Neither of his listeners looked approving, but his words appeared to have sunk home.

‘Very well.’ The mayor settled back in his chair. ‘Then we had better contrive some letter to leave in the chink – something that will tell the Locksmiths nothing.’

‘And let us pray to the Little Goodkin that she goes to the Twilight Gate before the drop,’ murmured Sir Feldroll.
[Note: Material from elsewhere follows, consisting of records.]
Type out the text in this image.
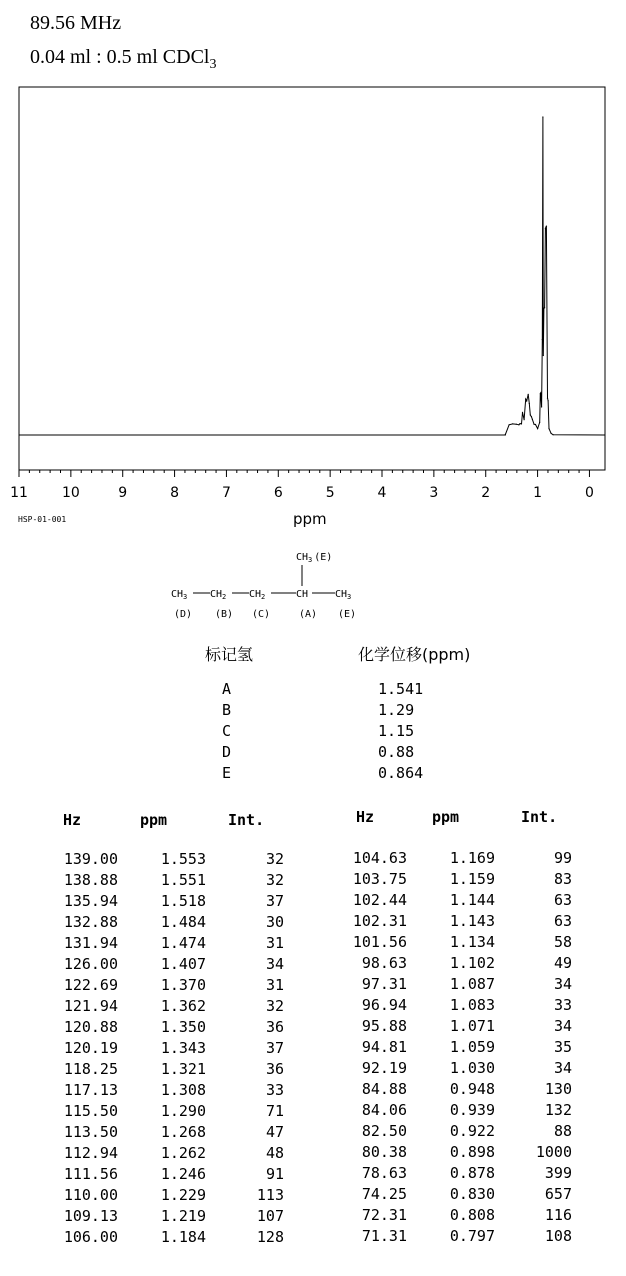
89.56 MHz
0.04 ml : 0.5 ml CDCl$_3$
11 10	9	8	7	6	5	4	3	2	1	0
HSP-01-001	ppm
$CH_3$ (E)
$CH_3$ $CH_2$ $CH_2$	CH	$CH_3$
(D) (B) (C)	(A) (E)
标记氢	化学位移(ppm)
A	1.541
B	1.29
C	1.15
D	0.88
E	0.864
Hz	ppm	Int.	Hz	ppm	Int.
139.00	1.553	32
138.88	1.551	32
135.94	1.518	37
132.88	1.484	30
131.94	1.474	31
126.00	1.407	34
122.69	1.370	31
121.94	1.362	32
120.88	1.350	36
120.19	1.343	37
118.25	1.321	36
117.13	1.308	33
115.50	1.290	71
113.50	1.268	47
112.94	1.262	48
111.56	1.246	91
110.00	1.229	113
109.13	1.219	107
106.00	1.184	128
104.63	1.169	99
103.75	1.159	83
102.44	1.144	63
102.31	1.143	63
101.56	1.134	58
98.63	1.102	49
97.31	1.087	34
96.94	1.083	33
95.88	1.071	34
94.81	1.059	35
92.19	1.030	34
84.88	0.948	130
84.06	0.939	132
82.50	0.922	88
80.38	0.898	1000
78.63	0.878	399
74.25	0.830	657
72.31	0.808	116
71.31	0.797	108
Goodman Snatchavoc, the Voice in the Gambler’s Ear

Like a good housewife eking out her store of dried fruits, Eponymous Clent knew how to make a little truth go a long way. It was a matter of theatre, like everything else. You sighed, as if you had given up all pretence, as if your listeners had been too shrewd for you. You spread your arms or your hands, as if flinging wide the doors of your treasury of secrets. And then, in tones of weary resignation, you said something like, Gentlemen, let me be perfectly candid with you…

In short, you let your audience examine your pockets so that they did not think to look up your sleeves. Eponymous Clent was sometimes candid. But he was never perfectly candid.

For example, his mind was currently full of thoughts that he had no intention of sharing with the mayor or Sir Feldroll at all. The letter drop had been discovered. How? Had Mosca betrayed them, or been clumsy and let herself be followed? Both were… possible. And yet he thought both unlikely.

Somewhere our secrets are spilling out of the sack and into the hands of the Locksmiths, he mused silently to himself as his feet led him away from the mayors abode. And I will wager my wits the hole is in the mayors own house. If I were Aramai Goshawk I would have placed a spy in the mayor’s household as soon as I arrived in Toll – before my horses flanks had even dried. And the mayor speaks of covert matters before his servants as if they had no more ears than a hatstand.